Single-handed sailor brought to safety by Lytham St Annes RNLI volunteers

Lytham St Annes RNLI volunteer lifeboat crew towed in a damaged yacht from off the mouth of the Mersey estuary.

Lytham St Annes Mersey class All-weather Lifeboat (ALB) Her Majesty the Queen was launched at lunchtime on Thursday 13 August when an 8 metre (28 foot) yacht experienced engine failure off the mouth of the Mersey estuary.

The skipper, sailing single-handed from Falmouth to Preston, was becoming exhausted and requested help.  The charity’s lifeboat was launched at 1.20pm under the command of Coxswain/Mechanic Martin Jaggs and on arriving at the casualty, took the vessel in tow after first transferring a lifeboat crewman on board to assist the skipper.

The yacht was towed to a safe anchorage off the mouth of the Ribble as her draught was too great to be taken over the Ribble Bar at that state of tide with low water fast approaching. The yachtsman was taken off his yacht and brought ashore in the Lifeboat just after 5pm.
The Lytham St Annes Inshore Lifeboat (ILB) Sally was launched later that evening under the command of Helmsman Jason Banks to bring the anchored yacht to a safer mooring at Lytham as soon as the height of the tide had increased sufficiently to bring her in over the Ribble Bar.

With the weather threatening to deteriorate and the skipper back on board, the yacht was then taken by Helmsman Tom Stuart to a safe berth at the Douglas Boatyard at Hesketh Bank, the ILB being finally recovered at Seafield Road Lytham at 1.15am on Friday 14 August.

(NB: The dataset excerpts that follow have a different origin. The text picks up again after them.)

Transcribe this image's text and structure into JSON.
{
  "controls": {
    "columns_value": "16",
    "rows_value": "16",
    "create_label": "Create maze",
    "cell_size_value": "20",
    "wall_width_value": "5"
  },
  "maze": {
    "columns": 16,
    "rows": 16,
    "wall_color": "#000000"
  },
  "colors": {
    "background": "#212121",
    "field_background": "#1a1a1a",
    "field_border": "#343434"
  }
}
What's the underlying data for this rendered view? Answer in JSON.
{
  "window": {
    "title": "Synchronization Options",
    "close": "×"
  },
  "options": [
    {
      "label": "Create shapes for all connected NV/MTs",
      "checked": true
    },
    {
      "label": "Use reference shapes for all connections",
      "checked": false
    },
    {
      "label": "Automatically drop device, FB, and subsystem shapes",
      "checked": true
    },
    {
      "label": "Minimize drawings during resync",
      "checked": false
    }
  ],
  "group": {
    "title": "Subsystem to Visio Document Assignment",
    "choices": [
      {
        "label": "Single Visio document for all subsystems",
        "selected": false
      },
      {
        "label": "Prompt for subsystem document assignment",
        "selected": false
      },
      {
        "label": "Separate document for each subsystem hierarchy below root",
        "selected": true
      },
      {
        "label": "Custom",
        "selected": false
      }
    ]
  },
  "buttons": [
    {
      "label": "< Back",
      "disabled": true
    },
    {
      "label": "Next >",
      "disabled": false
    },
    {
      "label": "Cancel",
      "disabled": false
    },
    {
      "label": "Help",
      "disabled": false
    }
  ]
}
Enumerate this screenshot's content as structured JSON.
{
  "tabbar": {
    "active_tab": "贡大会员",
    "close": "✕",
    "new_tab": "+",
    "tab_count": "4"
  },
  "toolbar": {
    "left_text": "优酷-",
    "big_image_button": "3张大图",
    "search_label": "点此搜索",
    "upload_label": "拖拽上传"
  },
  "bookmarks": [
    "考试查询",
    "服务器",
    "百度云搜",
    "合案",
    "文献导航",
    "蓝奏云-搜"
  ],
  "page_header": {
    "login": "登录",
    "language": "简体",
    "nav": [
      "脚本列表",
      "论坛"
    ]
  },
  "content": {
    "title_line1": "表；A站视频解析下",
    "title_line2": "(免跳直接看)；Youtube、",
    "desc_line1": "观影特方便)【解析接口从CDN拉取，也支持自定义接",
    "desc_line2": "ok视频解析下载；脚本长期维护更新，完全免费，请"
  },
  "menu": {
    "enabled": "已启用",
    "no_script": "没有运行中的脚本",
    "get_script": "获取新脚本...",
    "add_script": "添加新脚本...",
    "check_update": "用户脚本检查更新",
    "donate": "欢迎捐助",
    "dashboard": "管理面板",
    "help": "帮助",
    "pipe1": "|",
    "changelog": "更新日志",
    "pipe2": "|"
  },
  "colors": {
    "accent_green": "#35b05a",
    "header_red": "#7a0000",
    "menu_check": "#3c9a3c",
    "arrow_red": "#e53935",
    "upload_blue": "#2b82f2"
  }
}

Coxswain/Mechanic Martin Jaggs later said: ‘It was unfortunate that the rescue could not be completed at one go but the fin keel yacht’s draught was too great to get her over the Ribble Bar at low water.  It was important to get the skipper ashore for food and rest so the only option was to leave the yacht anchored until the ILB brought her into the river later when there was sufficient water to cross the bar.”